Валерий Воскобойников:
Единственная сложность заключалась в том, что Сергей раз в месяц дней на пять запивал. В первый раз это случилось довольно скоро после его появления в журнале. Сережа внезапно исчез. Сначала Сахарнов ничего не заметил, а на второй день спросил: «А где Довлатов?» Я говорю: «Отлучился. В пирожковой, наверное». На следующий день та же история: «Сергей где?» — «У него срочное дело, задерживается». Наконец, на четвертый день Сахарнов потребовал: «Валерий, немедленно приведите Довлатова ко мне». Все-таки Святослав Владимирович закончил службу капитаном первого ранга и был человеком военно-морской выучки. Я бегу звонить Сережиной маме: «Нора Сергеевна, пробудите и отмойте Сережу, чтобы он обязательно пришел на работу в понедельник». И вот когда Сережа появился, наконец, в редакции, Сахарнов его строго спросил: «Сергей, где вы были всю неделю?» Довлатов ответил: «Если честно, я пьянствовал». Сахарнову так понравилось, что Сережа не соврал, а признался честно, что он ничего ему не сделал, а только сказал: «Сергей, пишите заявление об уходе.

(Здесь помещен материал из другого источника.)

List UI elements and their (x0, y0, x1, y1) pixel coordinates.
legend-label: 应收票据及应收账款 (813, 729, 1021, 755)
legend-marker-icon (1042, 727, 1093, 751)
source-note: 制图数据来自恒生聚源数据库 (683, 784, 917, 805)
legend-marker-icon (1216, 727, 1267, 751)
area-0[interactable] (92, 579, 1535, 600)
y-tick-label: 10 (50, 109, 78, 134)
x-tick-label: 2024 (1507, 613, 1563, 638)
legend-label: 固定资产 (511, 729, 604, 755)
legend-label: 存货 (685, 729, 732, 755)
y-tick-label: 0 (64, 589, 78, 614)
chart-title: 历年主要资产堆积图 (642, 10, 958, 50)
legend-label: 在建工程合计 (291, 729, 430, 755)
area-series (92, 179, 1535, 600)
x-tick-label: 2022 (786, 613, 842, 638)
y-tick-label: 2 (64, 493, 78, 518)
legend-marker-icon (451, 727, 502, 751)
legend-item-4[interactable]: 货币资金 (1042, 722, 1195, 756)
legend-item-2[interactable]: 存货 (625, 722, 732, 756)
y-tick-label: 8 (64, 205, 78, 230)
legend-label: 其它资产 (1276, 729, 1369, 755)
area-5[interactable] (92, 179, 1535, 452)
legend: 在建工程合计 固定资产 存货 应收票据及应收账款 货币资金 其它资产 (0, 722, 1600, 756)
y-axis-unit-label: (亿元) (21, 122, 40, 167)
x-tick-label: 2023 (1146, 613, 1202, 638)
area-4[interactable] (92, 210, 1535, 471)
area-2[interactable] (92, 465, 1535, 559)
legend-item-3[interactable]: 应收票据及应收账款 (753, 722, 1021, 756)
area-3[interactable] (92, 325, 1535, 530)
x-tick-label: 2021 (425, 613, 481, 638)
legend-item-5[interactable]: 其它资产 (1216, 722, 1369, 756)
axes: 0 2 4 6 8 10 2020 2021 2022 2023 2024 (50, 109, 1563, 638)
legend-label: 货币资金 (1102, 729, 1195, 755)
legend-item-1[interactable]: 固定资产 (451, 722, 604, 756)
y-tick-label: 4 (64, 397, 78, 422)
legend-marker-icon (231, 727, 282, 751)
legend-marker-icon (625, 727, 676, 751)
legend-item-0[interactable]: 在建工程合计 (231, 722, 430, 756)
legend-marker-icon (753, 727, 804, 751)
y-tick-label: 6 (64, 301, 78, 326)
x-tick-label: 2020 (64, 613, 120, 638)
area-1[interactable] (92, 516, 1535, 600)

Оно всегда будет лежать у меня вот в этом ящике». И Довлатов написал такое заявление, но Сахарнов его ни разу из своего стола не доставал, даже несмотря на то, что Сережины запои более или менее регулярно повторялись.
Святослав Сахарнов:
Сотрудником Довлатов был добросовестным, аккуратным. Никакого криминала за ним не водилось. Не пил. В «Костре» вообще было тихо. Уже теперь, спустя много лет, мои бывшие сотрудники признаются: «Настоящая жизнь в „Костре“ начиналась после шести часов. Вы уходили, завхоз бегала за сухим вином, и начинались разговоры „за жизнь“, „за литературу“, дотемна». Имел Сергей отношение к этим вечерним бдениям, не знаю. Вряд ли.
Владимир Уфлянд:
Сережа оказался изумительным редактором и золотым работником. Приходишь в редакцию в девять часов утра, никого еще нет, сидит один Сережа. Он всегда приходил раньше всех. Помню, он очень много времени тратил на детские письма, которые поступали в «Костер». Этих писем было огромное количество, и среди них встречались очень талантливые. Мне тоже доставляло большое удовольствие отвечать на детские письма, но Сережа погружался в это дело с головой. Он самым внимательным образом все читал и потом ровным разборчивым почерком писал ответы.